How to capture a data subset

0 votes
When I run this query to get information on Mark Johnston's horses in say the last 30 days, I get 12 results over three days (up until 21-Aug-22):

SELECT meeting_date, race_type, trainer_id, finish_position, starting_price_decimal
from historic_runners, historic_races
where historic_runners.race_id = historic_races.race_id
and meeting_date >= "2022-08-19" and race_type = "Flat" and trainer_id = 1883 and starting_price_decimal > 0

Can you please help me where I might be going wrong?

Thanks in advance.

PS - I use two tables because I have other variables in the SELECT statement that I also want to retrieve at the same time.
asked Sep 19, 2022 by jnestor3 Novice (360 points)
edited Sep 19, 2022 by jnestor3

1 Answer

0 votes
You're not going wrong in so far as the query construction is concerned.  However, since trainers have been allowed to start adding spouses and children etc to their trainer_name designation, there have been issues with various source data providers tracking these changes correctly in so far as using a consistent ID number for all trainer name combinations past and present.  In this case it seems you have uncovered one such bug.  In these cases it's necessary to check the name of the trainer to be sure.

Thus:

SELECT meeting_date, race_type, trainer_id, trainer_name, finish_position, starting_price_decimal from historic_runners join historic_races using (race_id) where meeting_date >= "2022-08-19" and race_type = "Flat" and trainer_name regexp "Johnston" and starting_price_decimal > 0;

returns all horses trained by the combination.
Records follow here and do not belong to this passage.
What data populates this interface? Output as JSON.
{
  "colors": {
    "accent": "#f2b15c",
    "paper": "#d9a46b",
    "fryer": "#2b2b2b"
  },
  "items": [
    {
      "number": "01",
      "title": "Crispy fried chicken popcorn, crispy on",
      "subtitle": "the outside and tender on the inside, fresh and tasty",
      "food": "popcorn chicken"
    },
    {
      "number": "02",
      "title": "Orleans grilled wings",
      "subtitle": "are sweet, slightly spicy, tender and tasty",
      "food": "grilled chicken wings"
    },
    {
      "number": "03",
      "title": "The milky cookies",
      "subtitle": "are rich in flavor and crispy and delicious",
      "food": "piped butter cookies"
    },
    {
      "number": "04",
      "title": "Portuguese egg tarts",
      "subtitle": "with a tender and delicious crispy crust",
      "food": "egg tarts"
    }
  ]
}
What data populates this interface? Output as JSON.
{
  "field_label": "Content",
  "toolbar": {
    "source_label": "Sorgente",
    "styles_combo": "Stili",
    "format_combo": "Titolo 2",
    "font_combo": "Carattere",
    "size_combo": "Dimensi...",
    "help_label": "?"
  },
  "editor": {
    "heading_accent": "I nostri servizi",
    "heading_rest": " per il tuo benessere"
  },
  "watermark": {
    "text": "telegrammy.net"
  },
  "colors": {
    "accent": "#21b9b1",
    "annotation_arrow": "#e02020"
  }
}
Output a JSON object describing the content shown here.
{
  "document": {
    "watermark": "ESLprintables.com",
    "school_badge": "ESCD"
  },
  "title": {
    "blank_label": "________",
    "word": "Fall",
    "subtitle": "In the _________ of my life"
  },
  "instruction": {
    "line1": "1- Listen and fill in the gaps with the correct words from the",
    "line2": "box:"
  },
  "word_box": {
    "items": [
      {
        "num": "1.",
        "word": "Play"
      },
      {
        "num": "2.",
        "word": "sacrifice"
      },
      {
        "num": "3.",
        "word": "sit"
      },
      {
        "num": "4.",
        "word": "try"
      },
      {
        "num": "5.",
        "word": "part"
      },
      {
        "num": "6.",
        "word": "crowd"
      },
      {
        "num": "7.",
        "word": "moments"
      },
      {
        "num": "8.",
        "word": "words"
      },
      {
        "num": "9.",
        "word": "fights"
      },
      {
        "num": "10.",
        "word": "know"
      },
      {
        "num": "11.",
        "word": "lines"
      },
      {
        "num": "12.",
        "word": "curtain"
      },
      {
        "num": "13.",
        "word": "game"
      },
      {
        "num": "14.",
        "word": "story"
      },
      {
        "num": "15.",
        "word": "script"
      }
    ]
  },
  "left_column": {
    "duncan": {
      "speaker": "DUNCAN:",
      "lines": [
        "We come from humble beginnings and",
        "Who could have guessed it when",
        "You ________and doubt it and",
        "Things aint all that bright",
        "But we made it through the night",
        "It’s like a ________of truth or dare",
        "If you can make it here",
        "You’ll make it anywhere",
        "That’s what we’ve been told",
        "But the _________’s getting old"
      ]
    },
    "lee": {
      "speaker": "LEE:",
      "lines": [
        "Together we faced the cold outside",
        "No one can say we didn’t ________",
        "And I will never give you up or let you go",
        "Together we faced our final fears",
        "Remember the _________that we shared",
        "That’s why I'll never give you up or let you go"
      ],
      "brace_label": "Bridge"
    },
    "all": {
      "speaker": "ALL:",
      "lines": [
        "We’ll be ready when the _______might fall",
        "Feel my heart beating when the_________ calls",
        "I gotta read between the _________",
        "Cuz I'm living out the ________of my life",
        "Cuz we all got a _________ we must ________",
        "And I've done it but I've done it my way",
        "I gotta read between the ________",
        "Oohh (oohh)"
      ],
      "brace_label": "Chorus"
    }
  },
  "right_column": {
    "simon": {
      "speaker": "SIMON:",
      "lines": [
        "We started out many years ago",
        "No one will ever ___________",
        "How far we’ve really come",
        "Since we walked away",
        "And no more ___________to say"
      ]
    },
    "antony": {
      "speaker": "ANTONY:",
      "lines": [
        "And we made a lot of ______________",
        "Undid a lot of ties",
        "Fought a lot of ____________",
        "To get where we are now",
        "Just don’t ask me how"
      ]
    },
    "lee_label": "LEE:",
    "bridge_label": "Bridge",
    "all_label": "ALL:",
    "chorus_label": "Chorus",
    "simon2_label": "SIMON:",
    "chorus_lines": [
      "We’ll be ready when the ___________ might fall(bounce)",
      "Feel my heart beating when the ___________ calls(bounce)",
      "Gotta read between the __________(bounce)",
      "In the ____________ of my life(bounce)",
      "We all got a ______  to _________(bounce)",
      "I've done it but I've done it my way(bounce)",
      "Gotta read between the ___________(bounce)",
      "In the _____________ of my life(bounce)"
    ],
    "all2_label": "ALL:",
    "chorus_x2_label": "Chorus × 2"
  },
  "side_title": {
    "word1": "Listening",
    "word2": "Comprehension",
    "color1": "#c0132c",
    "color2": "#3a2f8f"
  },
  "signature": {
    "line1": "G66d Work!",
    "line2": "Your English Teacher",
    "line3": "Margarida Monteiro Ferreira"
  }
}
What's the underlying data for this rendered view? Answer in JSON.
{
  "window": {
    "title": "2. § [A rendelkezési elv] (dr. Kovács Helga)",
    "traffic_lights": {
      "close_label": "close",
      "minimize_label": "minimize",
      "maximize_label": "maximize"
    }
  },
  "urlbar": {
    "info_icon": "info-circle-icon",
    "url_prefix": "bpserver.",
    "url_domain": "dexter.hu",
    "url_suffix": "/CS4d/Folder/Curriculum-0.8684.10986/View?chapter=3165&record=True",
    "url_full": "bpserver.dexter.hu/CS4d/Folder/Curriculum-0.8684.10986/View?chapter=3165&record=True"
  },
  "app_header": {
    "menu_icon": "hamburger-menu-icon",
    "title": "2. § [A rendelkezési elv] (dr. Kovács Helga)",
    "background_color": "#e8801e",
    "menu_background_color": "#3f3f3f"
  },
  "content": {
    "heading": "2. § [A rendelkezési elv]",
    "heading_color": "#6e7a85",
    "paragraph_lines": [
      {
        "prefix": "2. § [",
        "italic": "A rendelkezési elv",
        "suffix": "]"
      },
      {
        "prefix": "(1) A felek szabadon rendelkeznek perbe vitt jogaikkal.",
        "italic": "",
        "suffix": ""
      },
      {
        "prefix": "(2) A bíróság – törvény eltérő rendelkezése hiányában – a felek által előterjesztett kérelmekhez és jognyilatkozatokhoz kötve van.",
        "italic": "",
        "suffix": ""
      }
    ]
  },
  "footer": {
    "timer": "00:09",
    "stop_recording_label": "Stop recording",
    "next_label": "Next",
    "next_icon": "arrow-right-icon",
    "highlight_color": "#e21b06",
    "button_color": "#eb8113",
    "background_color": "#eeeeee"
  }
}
You can see the trainer_id is NULL since August 24th which is why the query did not return all results.

If we check daily_races we can see why the issue may have occurred:

SELECT meeting_date, race_type, trainer_id, trainer_name from daily_runners join daily_races using (race_id) where meeting_date >= "2022-08-19" and race_type = "Flat" and trainer_name regexp "Johnston";

If you look at the name of this combination since August 24th it has been abbreviated to C&M Johnston instead of Charlie & Mark Johnston.  The correct ID has been applied with the declarations but not with the results.  We've reported the issue to our source data providers and a fix should be implemented shortly - however, it's as well to be aware of these issues (trainer names changing for the same training entity) since it's possible that discrepancies are introduced to trainer IDs when there are changes.  From time to time we do our own clean ups and apply these to the "beta" product and you can expect the ID issue in this particular case to be fixed directly in the data in a future download.  In the vast majority of cases, all IDs are correctly matched to varying combinations of trainer naming entities, despite the recent changes to trainer representations in the racecard, see for example:

SELECT distinct trainer_id, trainer_name from historic_runners join historic_races using (race_id) where race_type = "Flat" and trainer_name regexp "Gosden";

However, if you are looking  to be precise in analysis of all runners on one trainer, it pays to look at varying trainer name combinations directly, to be sure that all combinations are in fact captured.
answered Sep 20, 2022 by coltest Listed class (2,780 points)
edited Sep 20, 2022 by coltest
Much appreciated. Thank you.
...